MRI Technique to Visualise Lung's Response to Asthma-Testing Drug

Home » Technology » Technology Trends » Technology Trends in Drugs and Pharmaceuticals » MRI Technique to Visualise Lung's Response to Asthma-Testing Drug


A magnetic resonance imaging (MRI) technique developed by Duke University Medical Center researchers enables them to visualize the lungs of live laboratory rats as the animals receive a drug, called methacholine, used to test for asthma.

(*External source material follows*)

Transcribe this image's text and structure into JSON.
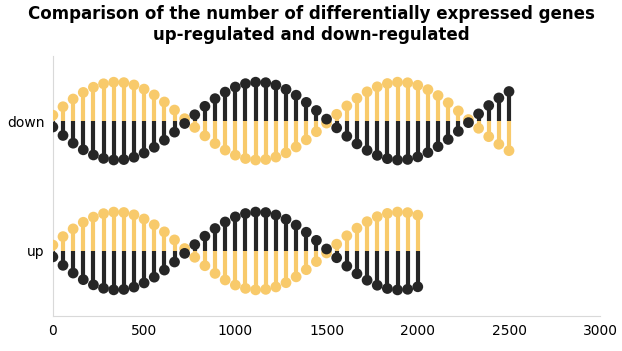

The non-invasive imaging method enables scientist to observe as tiny airways in the lungs respond to the medication, providing the researchers with more detailed information about lung function than can traditional diagnostic methods.

The "magnetic resonance microscopy" technique enables scientists to zoom in on airways as small as 100 microns, about the size of a human hair. "We're visualizing the behavior of the smallest airways, a critical element in understanding such pulmonary diseases as asthma," said G. Allan Johnson, Ph.D., director of Duke's Center for In Vivo Microscopy.

The study results were prepared for presentation at American Thoracic Society meeting in Seattle on May 21, 2003. The research was sponsored by the NIH National Center.

"Methacholine challenge" tests are a standard means of diagnosing asthma. The drug causes the airways of lungs in both humans and rats to constrict. Asthmatic patients' lungs tend to overreact to the medication, an indication of the disease. Traditionally, a patient's response to the drug must be determined indirectly by measuring the amount of air exhaled.

"Using the traditional techniques, it's hard to pinpoint the site of constriction in the lungs to identify the triggers for an asthma attack," said Ben Chen, Ph.D., a research associate at the Duke center and lead investigator of the study. "The lung is a complex structure yet air only enters and exit through the mouth and nose making lung measurement difficult. This imaging technique opens up a whole new potential for measuring local lung function. With this method, we can see regional changes in flow and determine visually which part of the lung is impaired".

In combination with the latest molecular genetics techniques, the imaging method can aid in identifying the root causes of lung disease, Chen said. By homing in on the precise location of lung abnormalities, it might ultimately lead to more targeted treatment for asthma and other lung disorders, he added.

The researchers' basic discoveries made in animal models of disease can be applied toward understanding human disease, Johnson emphasized.